Wie weit darf man die Kirche tieferlegen?

Die Nordkirche will neue Wege bei Amtshandlungen wie Taufen, Trauungen und Bestattungen erproben und sie auch Nichtmitgliedern anbieten. pro-Kolumnist Jürgen Mette freut sich über jede neue Idee der Landeskirchen, sich auf ihren Kernauftrag zu besinnen, aber der Versuch, die Hürden zur Kirche „tieferzulegen“, könnte das schleichende Desinteresse an kirchlichen Angeboten eher beschleunigen.
Von PRO
Viele Jahre leitete der Theologe Jürgen Mette die Stiftung Marburger Medien. Sein Buch „Alles außer Mikado – Leben trotz Parkinson“ schaffte es 2013 auf die Spiegel-Bestsellerliste. Für pro schreibt er eine regelmäßige Kolumne.

Seit ich im März und April dieses Jahres im Rollstuhl unterwegs war und mich seit Mai auf sogenannten Unterarmgehstützen fortbewege, habe ich ein Gespür für Hürden: Treppenstufen, Bordsteinkanten, Pflastersteine können zu unüberwindbaren Hürden werden. Hürden können mich aber auch vor Abgründen bewahren.

Ich habe jahrelang für „niederschwellige“ Veranstaltungsformate geworben, um suchenden Menschen den Weg zum Glauben zu erleichtern. Wir haben vor dem Ärgernis (griechisch: „scandalon“) des Kreuzes viele unnötige und vermeidbare „Ärgernisse“ errichtet: familienunfreundliche Gottesdienstzeiten, bandscheibenschädigendes Gestühl, zu viele mysteriöse Rituale, unzeitgemäße, unverständliche Predigtsprache, zu viel Salböl im Gebiss („Lasset uns beten!“). Das zu überwinden war nötig und richtig. Niederschwellige Evangelisation fordert uns ständig heraus, diese vermeidbaren Hürden abzusenken.

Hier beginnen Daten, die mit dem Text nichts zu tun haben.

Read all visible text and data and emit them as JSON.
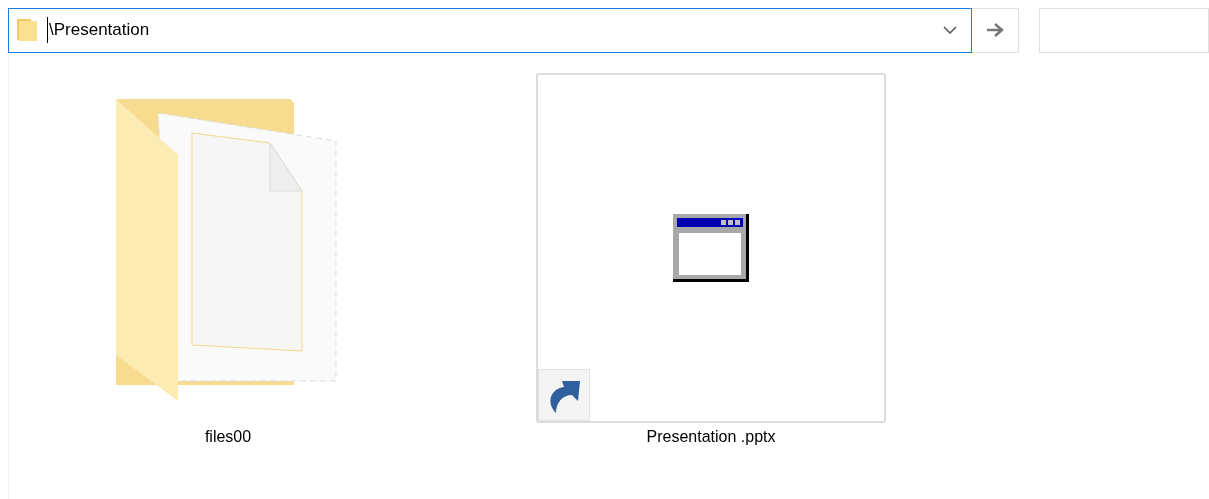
{
  "address_bar": {
    "value": "\\Presentation"
  },
  "items": [
    {
      "kind": "folder",
      "label": "files00",
      "selected": false
    },
    {
      "kind": "shortcut",
      "label": "Presentation .pptx",
      "selected": true
    }
  ]
}
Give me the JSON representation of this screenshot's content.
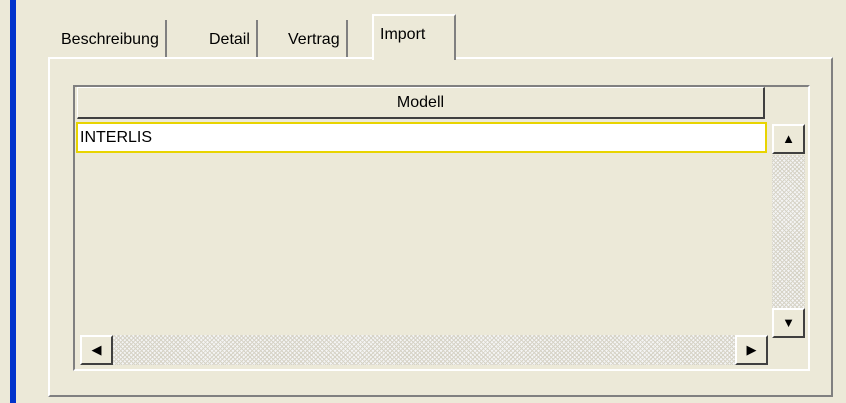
{
  "tabs": [
    {
      "label": "Beschreibung",
      "active": false
    },
    {
      "label": "Detail",
      "active": false
    },
    {
      "label": "Vertrag",
      "active": false
    },
    {
      "label": "Import",
      "active": true
    }
  ],
  "table": {
    "columns": [
      "Modell"
    ],
    "rows": [
      [
        "INTERLIS"
      ]
    ]
  },
  "colors": {
    "face": "#ece9d8",
    "accent_bar": "#0033cc",
    "selection_border": "#e8d400"
  },
  "icons": {
    "up": "triangle-up",
    "down": "triangle-down",
    "left": "triangle-left",
    "right": "triangle-right"
  },
  "glyphs": {
    "up": "▲",
    "down": "▼",
    "left": "◀",
    "right": "▶"
  }
}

Die Nordkirche will sich dieser Aufgabe stellen! Die Kirchentüren sollen weit offen stehen. Gratulation! Wenn dann allerdings Kinder getauft werden, deren Eltern und Paten keinerlei Kirchenbezug oder Glaubensinteresse haben, wie können sie die als Säuglinge Getauften später im christlichen Glauben erziehen und prägen? Denn nur in solch einem „spirituellen Generationenvertrag“ ergibt Kindertaufe überhaupt einen Sinn. Darum praktizieren immer mehr Gemeinden die Taufe von Mündigen. Wer Unmündige tauft, sollte den Eltern und Paten Taufunterricht verordnen, sonst wird der biblische Auftrag „lehrt und tauft sie“ vernachlässigt und bald abgeschafft. Damit würde die Kirche ihre ureigenen Qualitätsstandards aufgeben.

Alleinstellungsmerkmal verspielt

Während die Freikirchen ihre Mitglieder zu Mitarbeit und finanzieller Mitverantwortung verbindlich in die Pflicht nehmen, scheinen volkskirchlich geprägte Gemeinden ihre Mitglieder dem eigenen Belieben zu überlassen. Die letzte Pflicht war bisher die Kirchensteuer, die die Volkskirche dem Volk abverlangt. So manch einer hat erst bei seiner ersten Gehaltsabrechnung erfahren, dass er katholisch oder evangelisch ist. Aber auch das scheint keine Voraussetzung mehr dafür zu sein, um kirchliche Dienstleistungen in Anspruch zu nehmen. Keiner wird zur Teilnahme am kirchlichen Leben oder zum öffentlichen Zeugnis verpflichtet. Es wird grundsätzlich niemand ausgeschlossen.

Wenn die Taufeltern bekennende Atheisten und die Taufpaten Neo-Schamanen, Neo-Buddhisten, oder solche, „die Gott im Wald und auf der Heide suchen“, sein können, dann hat man die Kirche zwar tiefergelegt, aber auch ihr Alleinstellungsmerkmal verspielt. Gut, dass die Nordkirche dieses Experiment drei Jahre testen will, und dann entscheiden wird. Ich bin jedenfalls gespannt.